BARÈRE: Das wird leicht gehen. Die Welt müßte auf dem Kopf stehen, wenn die sogenannten Spitzbuben von den sogenannten rechtlichen Leuten gehängt werden sollten.

COLLOT zu Barère: Wann kommst du wieder nach Clichy?

BARÈRE: Wenn der Arzt nicht mehr zu mir kommt.

COLLOT: Nicht wahr, über dem Ort steht ein Haarstern, unter dessen versengenden Strahlen dein Rückenmark ganz ausgedörrt wird?

BILLAUD: Nächstens werden die niedlichen Finger der reizenden Demaly es ihm aus dem Futterale ziehen und es als Zöpfchen über den Rücken hinunterhängen machen.

BARÈRE zuckt die Achseln: Pst! davon darf der Tugendhafte nichts wissen.

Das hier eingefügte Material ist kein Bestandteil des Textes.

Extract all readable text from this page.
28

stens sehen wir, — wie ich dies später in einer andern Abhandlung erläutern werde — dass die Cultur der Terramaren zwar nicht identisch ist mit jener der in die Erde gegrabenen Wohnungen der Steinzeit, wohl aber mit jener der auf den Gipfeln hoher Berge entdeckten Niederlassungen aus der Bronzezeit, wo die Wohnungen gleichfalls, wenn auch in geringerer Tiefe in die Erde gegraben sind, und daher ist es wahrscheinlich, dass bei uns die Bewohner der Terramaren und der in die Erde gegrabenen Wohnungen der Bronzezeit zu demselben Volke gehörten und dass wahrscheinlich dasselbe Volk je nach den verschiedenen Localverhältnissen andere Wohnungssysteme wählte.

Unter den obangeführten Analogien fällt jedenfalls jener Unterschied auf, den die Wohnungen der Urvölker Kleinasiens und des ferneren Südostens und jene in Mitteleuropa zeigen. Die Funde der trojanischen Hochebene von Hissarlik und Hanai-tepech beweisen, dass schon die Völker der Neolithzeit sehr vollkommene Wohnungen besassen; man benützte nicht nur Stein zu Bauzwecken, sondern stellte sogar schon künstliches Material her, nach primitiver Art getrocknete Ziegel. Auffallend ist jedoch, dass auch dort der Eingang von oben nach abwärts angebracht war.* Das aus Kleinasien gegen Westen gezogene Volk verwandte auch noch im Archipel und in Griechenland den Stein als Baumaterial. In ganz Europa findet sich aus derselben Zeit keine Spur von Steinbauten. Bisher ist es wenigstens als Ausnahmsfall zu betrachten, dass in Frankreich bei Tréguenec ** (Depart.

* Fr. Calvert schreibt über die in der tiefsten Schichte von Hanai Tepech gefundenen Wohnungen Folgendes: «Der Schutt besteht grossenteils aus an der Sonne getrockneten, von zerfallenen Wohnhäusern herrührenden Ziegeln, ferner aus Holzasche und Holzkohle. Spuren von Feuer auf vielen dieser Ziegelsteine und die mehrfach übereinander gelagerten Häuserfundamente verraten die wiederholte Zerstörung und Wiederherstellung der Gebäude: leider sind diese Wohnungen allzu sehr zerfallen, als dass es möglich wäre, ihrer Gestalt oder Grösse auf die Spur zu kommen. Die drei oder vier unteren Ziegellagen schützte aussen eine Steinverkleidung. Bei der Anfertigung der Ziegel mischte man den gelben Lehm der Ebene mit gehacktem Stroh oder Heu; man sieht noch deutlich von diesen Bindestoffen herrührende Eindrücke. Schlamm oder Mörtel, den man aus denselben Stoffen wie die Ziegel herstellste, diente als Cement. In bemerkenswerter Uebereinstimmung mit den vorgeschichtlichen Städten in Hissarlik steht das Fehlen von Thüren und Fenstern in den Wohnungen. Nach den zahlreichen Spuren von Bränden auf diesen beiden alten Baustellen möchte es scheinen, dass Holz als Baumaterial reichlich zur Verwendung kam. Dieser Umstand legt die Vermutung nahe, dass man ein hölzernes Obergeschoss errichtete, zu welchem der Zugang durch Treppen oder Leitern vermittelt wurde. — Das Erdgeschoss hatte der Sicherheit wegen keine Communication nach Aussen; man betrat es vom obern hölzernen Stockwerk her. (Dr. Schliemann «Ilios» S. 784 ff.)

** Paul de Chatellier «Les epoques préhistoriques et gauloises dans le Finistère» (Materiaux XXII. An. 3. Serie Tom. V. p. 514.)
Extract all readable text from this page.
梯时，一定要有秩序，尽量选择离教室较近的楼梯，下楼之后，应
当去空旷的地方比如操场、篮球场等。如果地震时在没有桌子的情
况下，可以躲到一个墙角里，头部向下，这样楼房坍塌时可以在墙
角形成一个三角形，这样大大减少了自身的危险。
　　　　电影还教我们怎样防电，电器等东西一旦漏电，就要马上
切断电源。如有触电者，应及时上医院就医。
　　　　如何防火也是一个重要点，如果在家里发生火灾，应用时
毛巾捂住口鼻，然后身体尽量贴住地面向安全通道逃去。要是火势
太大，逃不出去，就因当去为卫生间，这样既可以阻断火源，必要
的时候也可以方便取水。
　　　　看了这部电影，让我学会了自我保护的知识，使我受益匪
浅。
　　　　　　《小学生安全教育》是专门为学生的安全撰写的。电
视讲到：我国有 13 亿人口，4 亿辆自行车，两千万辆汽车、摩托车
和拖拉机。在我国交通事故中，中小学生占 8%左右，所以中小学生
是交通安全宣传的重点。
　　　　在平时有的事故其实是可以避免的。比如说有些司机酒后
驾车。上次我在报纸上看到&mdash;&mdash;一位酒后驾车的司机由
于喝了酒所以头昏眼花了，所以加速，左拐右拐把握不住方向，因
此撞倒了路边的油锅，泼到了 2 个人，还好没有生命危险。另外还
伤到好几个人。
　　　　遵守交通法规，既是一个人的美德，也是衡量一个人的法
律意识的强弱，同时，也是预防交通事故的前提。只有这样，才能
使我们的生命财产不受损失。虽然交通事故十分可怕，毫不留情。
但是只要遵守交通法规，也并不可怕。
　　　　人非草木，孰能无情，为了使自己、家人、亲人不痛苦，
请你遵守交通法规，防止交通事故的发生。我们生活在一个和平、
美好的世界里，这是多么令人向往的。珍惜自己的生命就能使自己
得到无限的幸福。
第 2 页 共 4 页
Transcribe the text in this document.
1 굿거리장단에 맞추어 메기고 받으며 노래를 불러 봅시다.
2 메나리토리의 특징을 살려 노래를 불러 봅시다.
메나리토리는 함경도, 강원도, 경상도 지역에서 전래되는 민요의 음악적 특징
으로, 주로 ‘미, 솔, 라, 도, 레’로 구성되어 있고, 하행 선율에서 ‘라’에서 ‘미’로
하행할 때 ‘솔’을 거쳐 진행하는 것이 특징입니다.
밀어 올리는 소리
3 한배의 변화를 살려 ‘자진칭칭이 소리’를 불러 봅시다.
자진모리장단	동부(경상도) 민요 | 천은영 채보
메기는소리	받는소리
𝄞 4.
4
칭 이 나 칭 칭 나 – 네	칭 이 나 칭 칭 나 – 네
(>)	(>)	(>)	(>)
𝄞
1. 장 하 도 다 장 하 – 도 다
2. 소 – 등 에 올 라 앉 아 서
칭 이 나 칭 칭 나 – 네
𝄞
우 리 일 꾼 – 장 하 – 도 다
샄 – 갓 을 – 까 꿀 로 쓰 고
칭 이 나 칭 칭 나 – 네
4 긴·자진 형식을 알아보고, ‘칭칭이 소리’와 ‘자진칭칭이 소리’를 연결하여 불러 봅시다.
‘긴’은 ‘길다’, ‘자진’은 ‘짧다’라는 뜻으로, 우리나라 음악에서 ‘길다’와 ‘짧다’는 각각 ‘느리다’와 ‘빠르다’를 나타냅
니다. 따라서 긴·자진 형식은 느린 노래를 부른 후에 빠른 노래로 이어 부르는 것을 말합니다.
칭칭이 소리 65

BILLAUD: Er ist ein impotenter Masoret.

Billaud und Collot ab.

BARÈRE allein: Die Ungeheuer! — >Es ist noch nicht lange genug, daß du den Tod wünschest! < Diese Worte hätten die Zunge müssen verdorren machen, die sie gesprochen. Und ich? — Als die Septembriseurs in die Gefängnisse drangen, faßt ein Gefangner sein Messer, er drängt sich unter die Mörder, er stößt es in die Brust eines Priesters, er ist gerettet! Wer kann was dawider haben? Ob ich mich nun unter die Mörder dränge oder mich in den Wohlfahrtsausschuß setze, ob ich ein Guillotinen- oder ein Taschenmesser nehme? Es ist der nämliche Fall, nur mit etwas verwickelteren Umständen; die Grundverhältnisse sind sich gleich. — Und durft er einen morden: durft er auch zwei, auch drei, auch noch mehr? wo hört das auf? Da kommen die Gerstenkörner! Machen zwei einen Haufen, drei, vier, wieviel dann? Komm, mein Gewissen, komm, mein Hühnchen, komm, bi, bi, bi, da ist Futter!
Doch — war ich auch Gefangner? Verdächtig war ich, das läuft auf eins hinaus; der Tod war mir gewiß. Ab.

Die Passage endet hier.